The findings address the research question by showing an enterotype-specific relationship between gut microbiome diversity and emotional well-being. Enterotypes did not directly differ in mood scores but moderated the association between mood and gut diversity: only the Prevotella-dominant group showed a significant positive link between positive affect and Shannon diversity. This aligns with prior neuroimaging findings of heightened emotional responses in Prevotella-high individuals and with literature associating microbiota diversity with beneficial psychosocial factors. The taxa-level associations suggest potential microbial contributors to affect (e.g., Lachnospiraceae PAC001043_g linked to higher positive and lower negative affect; Agathobaculum linked to lower negative affect; Collinsella linked to lower positive affect). The results support considering enterotypes as a framework to interpret gut-brain relationships and propose that emotional well-being may be more tightly coupled to gut ecosystem evenness/diversity under Prevotella-dominant profiles. Social and psychological factors known to influence both mood and the microbiome may partly mediate these relationships, underscoring the need for longitudinal and mechanistic studies.

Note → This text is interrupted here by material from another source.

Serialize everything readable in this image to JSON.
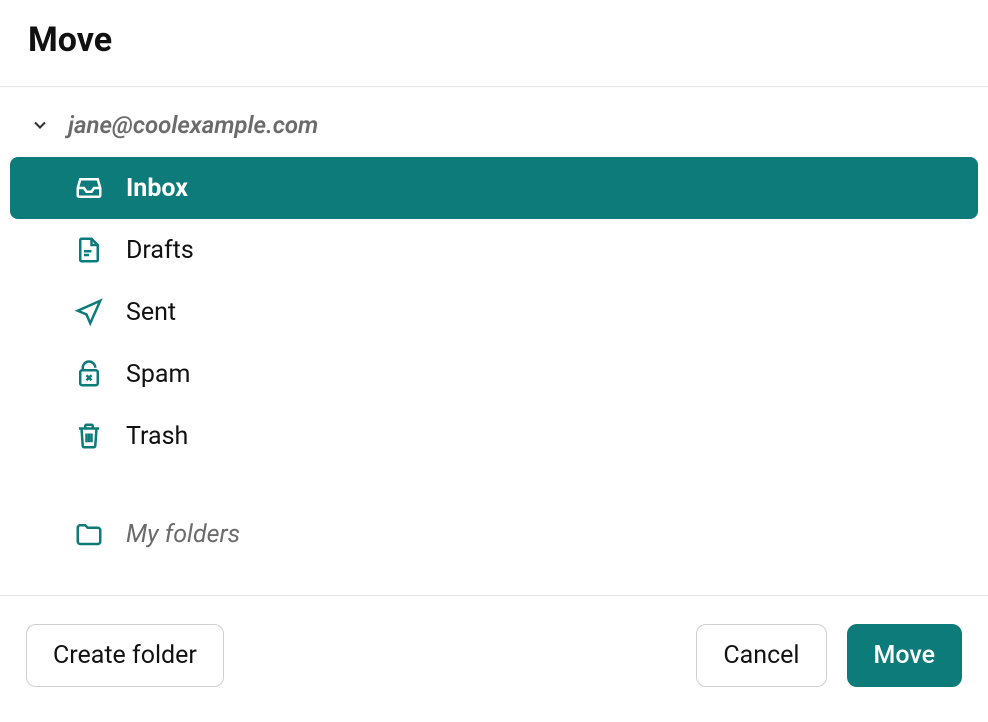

This study demonstrates that emotional well-being, particularly positive affect, is associated with gut microbiome diversity and composition in healthy adults, with effects moderated by enterotype. Prevotella-dominant individuals show stronger coupling between positive affect and microbial evenness (Shannon diversity). Specific taxa, including a novel Lachnospiraceae genus, are linked to affective states. These enterotype-specific associations suggest potential for personalized, enterotype-informed interventions targeting the microbiome to support mental health. Future research should employ longitudinal and interventional designs, incorporate comprehensive health and dietary assessments, validate enterotype classifications across methods, and investigate mechanistic pathways and psychobiotic candidates identified here.

• Cross-sectional design precludes causal inference between emotional well-being and gut microbiome features. - Limited sample size, and especially subgroup sizes by enterotype (n=49 Bacteroides, n=34 Prevotella), may reduce statistical power. - Enterotype classification may vary by method (PAM used here; other methods like Dirichlet Multinomial Mixtures could yield different groupings). - Lack of detailed health status (e.g., diabetes, obesity) and dietary intake data limits control over potential confounding variables.